Cleo never forgot his siblings in his letters, either. "That Alvin is the craziest nut I ever had write to me," he said in one letter. "I thought I would die when I read his letter. Make him write more of them." And this: "Tell that Floyd if he can't write to send his breath on a ribbon so I'll know that he is alive, at least." Cleo also loved directing comments to "babe," youngest brother Clifford. In closing one letter, he wrote, "Ask babe if worms are snakes' puppies."

Kansas map shows the location of Luray (upper middle)

It was likely one of the older brothers, however, to whom he directed a July 1918 letter that began, "Dear Bro, come to NY for the women. Oh boy! This camp is lousy and such pretty ones you never cast a lamp on, you get weak in the knees right off the bat. And talk about shape -- they are built from the ground up."

It was clear even then, however, that Cleo had a soft spot in his heart for Alta Carswell, whom he wrote was hoping for a teaching job in Idaho but instead decided to teach in Luray. Soon after his return from France, Cleo began seeing Alta exclusively. On Aug. 27, 1920, they were married in Superior, Nebraska.

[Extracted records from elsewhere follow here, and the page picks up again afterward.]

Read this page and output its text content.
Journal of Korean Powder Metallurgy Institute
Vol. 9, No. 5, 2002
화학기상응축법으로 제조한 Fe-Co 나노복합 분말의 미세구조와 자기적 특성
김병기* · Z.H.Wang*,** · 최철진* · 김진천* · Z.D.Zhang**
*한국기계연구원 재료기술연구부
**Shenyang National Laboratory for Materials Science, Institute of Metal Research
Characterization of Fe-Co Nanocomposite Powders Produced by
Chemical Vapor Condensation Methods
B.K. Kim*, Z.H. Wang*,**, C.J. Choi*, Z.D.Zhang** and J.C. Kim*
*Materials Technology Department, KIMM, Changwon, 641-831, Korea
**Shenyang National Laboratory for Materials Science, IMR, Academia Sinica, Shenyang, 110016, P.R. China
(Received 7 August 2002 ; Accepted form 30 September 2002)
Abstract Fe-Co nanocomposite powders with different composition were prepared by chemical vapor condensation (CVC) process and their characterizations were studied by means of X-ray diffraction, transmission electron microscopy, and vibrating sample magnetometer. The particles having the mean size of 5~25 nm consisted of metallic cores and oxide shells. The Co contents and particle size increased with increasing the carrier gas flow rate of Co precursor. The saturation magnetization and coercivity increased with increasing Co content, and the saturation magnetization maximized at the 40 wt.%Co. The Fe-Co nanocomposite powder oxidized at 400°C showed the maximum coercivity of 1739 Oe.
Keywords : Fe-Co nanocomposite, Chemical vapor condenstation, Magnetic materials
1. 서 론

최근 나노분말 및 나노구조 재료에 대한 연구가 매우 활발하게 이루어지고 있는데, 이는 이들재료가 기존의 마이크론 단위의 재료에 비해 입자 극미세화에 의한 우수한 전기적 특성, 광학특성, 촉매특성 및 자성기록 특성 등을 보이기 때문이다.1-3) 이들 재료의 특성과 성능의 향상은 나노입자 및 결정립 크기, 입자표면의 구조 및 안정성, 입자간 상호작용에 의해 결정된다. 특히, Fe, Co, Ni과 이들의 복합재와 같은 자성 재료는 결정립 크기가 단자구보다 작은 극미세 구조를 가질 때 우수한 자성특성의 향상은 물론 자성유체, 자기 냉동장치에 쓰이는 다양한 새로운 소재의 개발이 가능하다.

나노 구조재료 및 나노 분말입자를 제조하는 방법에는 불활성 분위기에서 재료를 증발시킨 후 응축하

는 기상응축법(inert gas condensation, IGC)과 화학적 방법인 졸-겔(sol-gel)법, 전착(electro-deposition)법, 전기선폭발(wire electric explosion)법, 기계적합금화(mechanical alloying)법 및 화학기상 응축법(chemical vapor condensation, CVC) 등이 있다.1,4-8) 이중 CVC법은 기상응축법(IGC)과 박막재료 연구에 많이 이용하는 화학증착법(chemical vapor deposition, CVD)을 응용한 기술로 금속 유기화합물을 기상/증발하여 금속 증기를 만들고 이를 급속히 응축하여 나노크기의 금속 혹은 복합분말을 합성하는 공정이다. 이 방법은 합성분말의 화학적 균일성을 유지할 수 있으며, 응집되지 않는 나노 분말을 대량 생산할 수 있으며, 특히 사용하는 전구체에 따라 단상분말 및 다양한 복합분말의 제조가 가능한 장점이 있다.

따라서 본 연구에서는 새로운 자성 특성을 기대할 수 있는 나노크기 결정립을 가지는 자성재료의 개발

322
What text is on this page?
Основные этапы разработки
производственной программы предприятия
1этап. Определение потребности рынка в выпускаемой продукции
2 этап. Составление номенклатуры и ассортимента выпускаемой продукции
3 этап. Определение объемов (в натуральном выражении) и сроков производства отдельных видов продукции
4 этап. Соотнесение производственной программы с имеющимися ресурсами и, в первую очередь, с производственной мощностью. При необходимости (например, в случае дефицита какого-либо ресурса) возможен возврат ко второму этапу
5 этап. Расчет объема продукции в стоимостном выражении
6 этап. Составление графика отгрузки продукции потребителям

The Carswell family immigrated to America from Scotland. Alta's great grandfather, John Carswell, was born in Glasgow on Feb. 14, 1795 -- 102 years to the day before her own birth in Lawrence, Nebraska. Together with his wife Elizabeth and their sons John, Robert and David, John Carswell sailed on the ship Tropic to America, arriving in New York on June 17, 1837. Robert Carswell married Margaret B. Edgar in 1852, and one of their eight children was David Carswell, born Feb. 22, 1860. David married Pearlie Shelton on April 19, 1888, and nine years later Alta (no middle name) Carswell was born as the fifth of 10 children.

Feeling right at home in the midwest, Cleo and Alta began to make a home for themselves and resumed their teaching careers. But before 1920 was over, John had decided to take the big step. Taking with him his wife and the three children still living at home -- Alvin (18), Adrian (16) and Clifford (9) -- John Spoon left the land where he had carved out such a wonderful life, setting out for the warm climate of Southern California and a place where he would spend an enjoyable life of retirement.